Buckwheat is included in the group of so-called pseudo-cereals, which produce seeds similar to cereal grains. The seeds are then used to produce one of Poland’s most popular groats, as well as buckwheat flour. They are rich in nutrients including dietary fibre, high-quality protein, vitamins, minerals or compounds with antioxidant properties. In addition, they are gluten-free products.
During the production of buckwheat groats, the husk is separated from the seeds. For decades, this waste was used to fill mattresses and pillows, and is now also used as a substrate for biofuel production, among other things.
As Małgorzata Wronkowska points out, the husk is, indeed, a waste product, but an extremely valuable one.
– The husk of every seed is a reservoir of many valuable ingredients. By getting rid of it, we remove not only dietary fibre, but also many micro- and macroelements and vitamins.
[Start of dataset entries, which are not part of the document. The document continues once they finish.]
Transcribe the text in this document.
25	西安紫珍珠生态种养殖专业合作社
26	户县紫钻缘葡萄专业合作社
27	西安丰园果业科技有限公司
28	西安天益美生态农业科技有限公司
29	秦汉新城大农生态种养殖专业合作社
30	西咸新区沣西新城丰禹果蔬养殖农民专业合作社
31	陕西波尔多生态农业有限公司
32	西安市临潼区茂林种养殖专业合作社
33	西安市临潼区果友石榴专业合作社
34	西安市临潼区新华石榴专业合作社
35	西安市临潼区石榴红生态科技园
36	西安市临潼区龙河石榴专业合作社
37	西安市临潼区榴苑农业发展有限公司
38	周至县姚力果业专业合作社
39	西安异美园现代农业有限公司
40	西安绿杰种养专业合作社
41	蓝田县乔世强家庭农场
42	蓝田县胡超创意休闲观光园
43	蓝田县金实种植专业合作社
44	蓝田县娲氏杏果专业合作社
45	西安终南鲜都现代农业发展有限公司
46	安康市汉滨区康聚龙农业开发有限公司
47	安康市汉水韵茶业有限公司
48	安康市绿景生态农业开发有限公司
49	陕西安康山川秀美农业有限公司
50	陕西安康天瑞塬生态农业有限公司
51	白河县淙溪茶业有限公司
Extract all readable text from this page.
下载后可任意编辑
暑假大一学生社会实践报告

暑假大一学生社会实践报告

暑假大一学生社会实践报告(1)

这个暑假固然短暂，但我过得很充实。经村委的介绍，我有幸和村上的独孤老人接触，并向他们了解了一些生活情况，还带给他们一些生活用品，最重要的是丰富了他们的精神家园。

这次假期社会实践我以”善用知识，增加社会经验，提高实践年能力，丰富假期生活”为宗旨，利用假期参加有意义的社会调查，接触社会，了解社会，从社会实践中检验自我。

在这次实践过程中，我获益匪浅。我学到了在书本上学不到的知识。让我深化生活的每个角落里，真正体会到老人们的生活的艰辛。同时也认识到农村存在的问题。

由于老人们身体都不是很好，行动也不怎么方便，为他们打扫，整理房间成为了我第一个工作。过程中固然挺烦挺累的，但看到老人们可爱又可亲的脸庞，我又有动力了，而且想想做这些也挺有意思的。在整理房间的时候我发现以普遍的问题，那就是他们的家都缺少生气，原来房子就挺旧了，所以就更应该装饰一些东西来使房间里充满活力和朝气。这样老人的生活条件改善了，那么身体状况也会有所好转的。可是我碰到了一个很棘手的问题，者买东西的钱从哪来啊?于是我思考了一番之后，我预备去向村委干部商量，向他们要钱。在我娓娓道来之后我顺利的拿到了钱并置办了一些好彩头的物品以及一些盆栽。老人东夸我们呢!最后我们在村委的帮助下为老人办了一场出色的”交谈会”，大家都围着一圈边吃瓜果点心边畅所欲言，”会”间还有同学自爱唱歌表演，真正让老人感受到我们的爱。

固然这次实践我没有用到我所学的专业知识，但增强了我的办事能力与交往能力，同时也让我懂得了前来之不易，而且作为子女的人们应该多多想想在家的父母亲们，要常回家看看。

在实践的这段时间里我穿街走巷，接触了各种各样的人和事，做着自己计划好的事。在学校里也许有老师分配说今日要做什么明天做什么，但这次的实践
Therefore, it is recommended to eat processed cereals as little as possible – the scientist points out.
BREAD WITH HUSK
Scientists from Olsztyn decided to study whether and how buckwheat hulls could be used in food products and, in particular, in bread.
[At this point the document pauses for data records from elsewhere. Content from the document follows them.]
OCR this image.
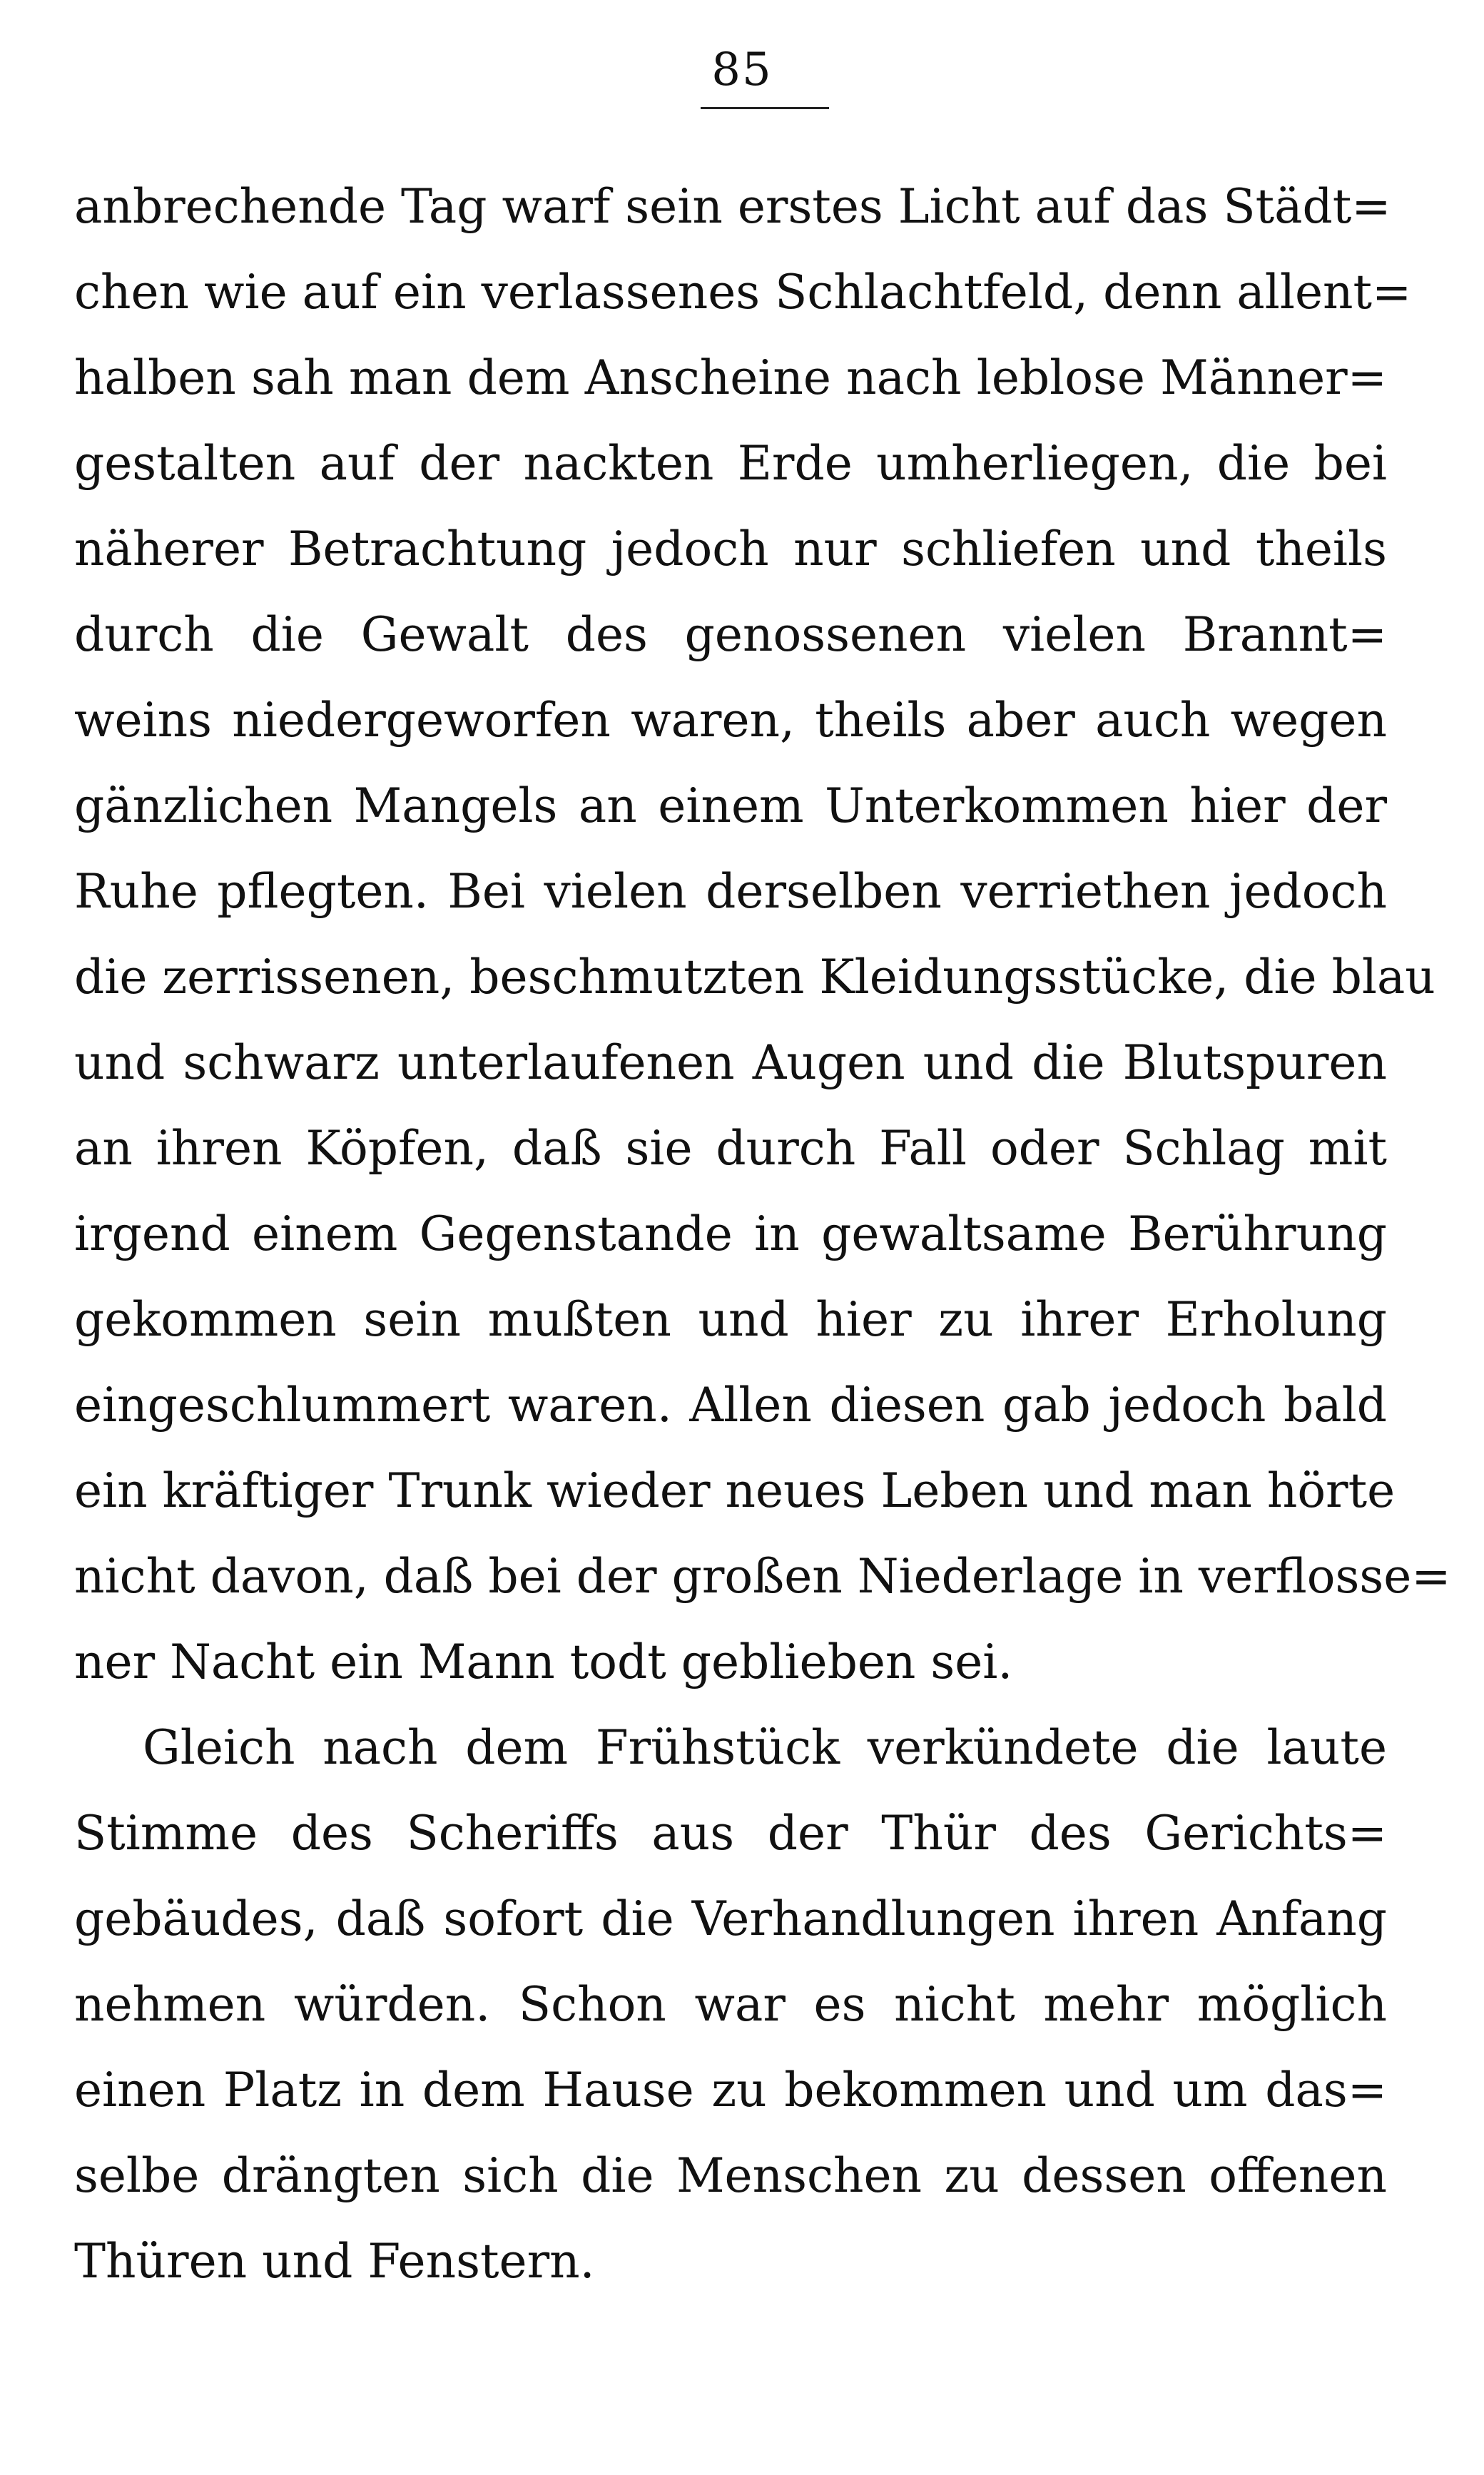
85
anbrechende Tag warf sein erstes Licht auf das Städt=
chen wie auf ein verlassenes Schlachtfeld, denn allent=
halben sah man dem Anscheine nach leblose Männer=
gestalten auf der nackten Erde umherliegen, die bei
näherer Betrachtung jedoch nur schliefen und theils
durch die Gewalt des genossenen vielen Brannt=
weins niedergeworfen waren, theils aber auch wegen
gänzlichen Mangels an einem Unterkommen hier der
Ruhe pflegten. Bei vielen derselben verriethen jedoch
die zerrissenen, beschmutzten Kleidungsstücke, die blau
und schwarz unterlaufenen Augen und die Blutspuren
an ihren Köpfen, daß sie durch Fall oder Schlag mit
irgend einem Gegenstande in gewaltsame Berührung
gekommen sein mußten und hier zu ihrer Erholung
eingeschlummert waren. Allen diesen gab jedoch bald
ein kräftiger Trunk wieder neues Leben und man hörte
nicht davon, daß bei der großen Niederlage in verflosse=
ner Nacht ein Mann todt geblieben sei.
Gleich nach dem Frühstück verkündete die laute
Stimme des Scheriffs aus der Thür des Gerichts=
gebäudes, daß sofort die Verhandlungen ihren Anfang
nehmen würden. Schon war es nicht mehr möglich
einen Platz in dem Hause zu bekommen und um das=
selbe drängten sich die Menschen zu dessen offenen
Thüren und Fenstern.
They developed a recipe for enriching the composition of traditional Balton bread and graham rolls with ground buckwheat hulls. These products were available for retail sale in Warmia and Masuria.
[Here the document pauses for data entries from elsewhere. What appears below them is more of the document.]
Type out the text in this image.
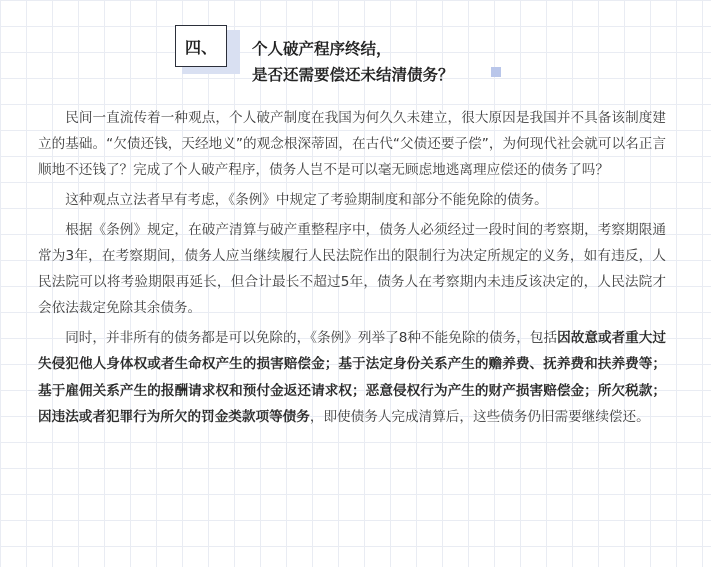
四、 个人破产程序终结，
是否还需要偿还未结清债务？

民间一直流传着一种观点，个人破产制度在我国为何久久未建立，很大原因是我国并不具备该制度建立的基础。“欠债还钱，天经地义”的观念根深蒂固，在古代“父债还要子偿”，为何现代社会就可以名正言顺地不还钱了？完成了个人破产程序，债务人岂不是可以毫无顾虑地逃离理应偿还的债务了吗？

这种观点立法者早有考虑，《条例》中规定了考验期制度和部分不能免除的债务。

根据《条例》规定，在破产清算与破产重整程序中，债务人必须经过一段时间的考察期，考察期限通常为3年，在考察期间，债务人应当继续履行人民法院作出的限制行为决定所规定的义务，如有违反，人民法院可以将考验期限再延长，但合计最长不超过5年，债务人在考察期内未违反该决定的，人民法院才会依法裁定免除其余债务。

同时，并非所有的债务都是可以免除的，《条例》列举了8种不能免除的债务，包括因故意或者重大过失侵犯他人身体权或者生命权产生的损害赔偿金；基于法定身份关系产生的赡养费、抚养费和扶养费等；基于雇佣关系产生的报酬请求权和预付金返还请求权；恶意侵权行为产生的财产损害赔偿金；所欠税款；因违法或者犯罪行为所欠的罚金类款项等债务，即使债务人完成清算后，这些债务仍旧需要继续偿还。
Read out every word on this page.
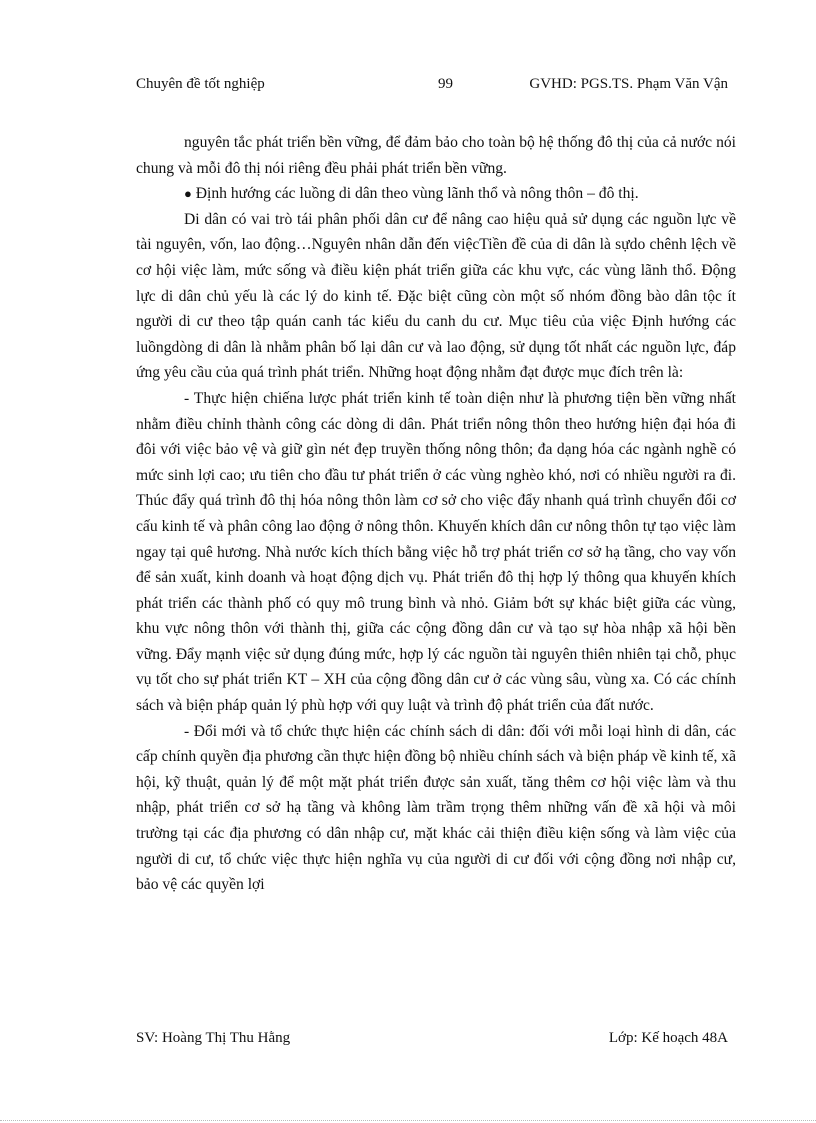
Chuyên đề tốt nghiệp	99	GVHD: PGS.TS. Phạm Văn Vận

nguyên tắc phát triển bền vững, để đảm bảo cho toàn bộ hệ thống đô thị của cả nước nói chung và mỗi đô thị nói riêng đều phải phát triển bền vững.

● Định hướng các luồng di dân theo vùng lãnh thổ và nông thôn – đô thị.

Di dân có vai trò tái phân phối dân cư để nâng cao hiệu quả sử dụng các nguồn lực về tài nguyên, vốn, lao động…Nguyên nhân dẫn đến việcTiền đề của di dân là sựdo chênh lệch về cơ hội việc làm, mức sống và điều kiện phát triển giữa các khu vực, các vùng lãnh thổ. Động lực di dân chủ yếu là các lý do kinh tế. Đặc biệt cũng còn một số nhóm đồng bào dân tộc ít người di cư theo tập quán canh tác kiểu du canh du cư. Mục tiêu của việc Định hướng các luồngdòng di dân là nhằm phân bố lại dân cư và lao động, sử dụng tốt nhất các nguồn lực, đáp ứng yêu cầu của quá trình phát triển. Những hoạt động nhằm đạt được mục đích trên là:

- Thực hiện chiếna lược phát triển kinh tế toàn diện như là phương tiện bền vững nhất nhằm điều chỉnh thành công các dòng di dân. Phát triển nông thôn theo hướng hiện đại hóa đi đôi với việc bảo vệ và giữ gìn nét đẹp truyền thống nông thôn; đa dạng hóa các ngành nghề có mức sinh lợi cao; ưu tiên cho đầu tư phát triển ở các vùng nghèo khó, nơi có nhiều người ra đi. Thúc đẩy quá trình đô thị hóa nông thôn làm cơ sở cho việc đẩy nhanh quá trình chuyển đổi cơ cấu kinh tế và phân công lao động ở nông thôn. Khuyến khích dân cư nông thôn tự tạo việc làm ngay tại quê hương. Nhà nước kích thích bằng việc hỗ trợ phát triển cơ sở hạ tầng, cho vay vốn để sản xuất, kinh doanh và hoạt động dịch vụ. Phát triển đô thị hợp lý thông qua khuyến khích phát triển các thành phố có quy mô trung bình và nhỏ. Giảm bớt sự khác biệt giữa các vùng, khu vực nông thôn với thành thị, giữa các cộng đồng dân cư và tạo sự hòa nhập xã hội bền vững. Đẩy mạnh việc sử dụng đúng mức, hợp lý các nguồn tài nguyên thiên nhiên tại chỗ, phục vụ tốt cho sự phát triển KT – XH của cộng đồng dân cư ở các vùng sâu, vùng xa. Có các chính sách và biện pháp quản lý phù hợp với quy luật và trình độ phát triển của đất nước.

- Đổi mới và tổ chức thực hiện các chính sách di dân: đối với mỗi loại hình di dân, các cấp chính quyền địa phương cần thực hiện đồng bộ nhiều chính sách và biện pháp về kinh tế, xã hội, kỹ thuật, quản lý để một mặt phát triển được sản xuất, tăng thêm cơ hội việc làm và thu nhập, phát triển cơ sở hạ tầng và không làm trầm trọng thêm những vấn đề xã hội và môi trường tại các địa phương có dân nhập cư, mặt khác cải thiện điều kiện sống và làm việc của người di cư, tổ chức việc thực hiện nghĩa vụ của người di cư đối với cộng đồng nơi nhập cư, bảo vệ các quyền lợi

SV: Hoàng Thị Thu Hằng	Lớp: Kế hoạch 48A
In vitro studies, which simulated the conditions of digestion occurring in the human body, confirmed that 3% buckwheat hull in bread can have a beneficial effect on the human body. – In the proposed digestion model, we showed that the components that are released from a solid food matrix, which in this case was a popular and generally available bakery product, are compounds that exhibit antioxidant activity. And thus they can be, after digestion, better absorbed by the body – the scientist points out.
In studies on the sensory evaluation of baked products containing buckwheat hulls, consumers and experts have pointed to a perceptible 'sandy’ quality in the texture of the bread. As the co-author of the study explains, this is due to the degree of hardness of the buckwheat hull, which can only be ground in suitable equipment; this is unlikely to be possible at home. – Recently, however, a ground buckwheat husk product has become available in the retail market, which consumers can use themselves, for example, as an addition to home-made bread – the researcher adds.
In future, the Olsztyn researchers would also like to find out whether and how buckwheat hulls can be used to produce other bakery products such as cakes or savoury snacks. – Since we already know that buckwheat hull is a very valuable raw material, why not use it to obtain other products as well – concludes Małgorzata Wronkowska.
The recipe for the baked product described in the aforementioned publication was presented to bakeries cooperating with the Institute of Animal Reproduction and Food Research of the Polish Academy of Sciences in Olsztyn during a project led by Professor Henryk Zieliński of the Department of Chemistry and Biodynamics of Food. In this project, scientists proposed enriching bakery products (bread and rolls) available for retail sale in the Warmia and Mazury region with various ingredients (such as buckwheat hulls or onions) that contain biologically active compounds with positive (tested and documented) effects on human health.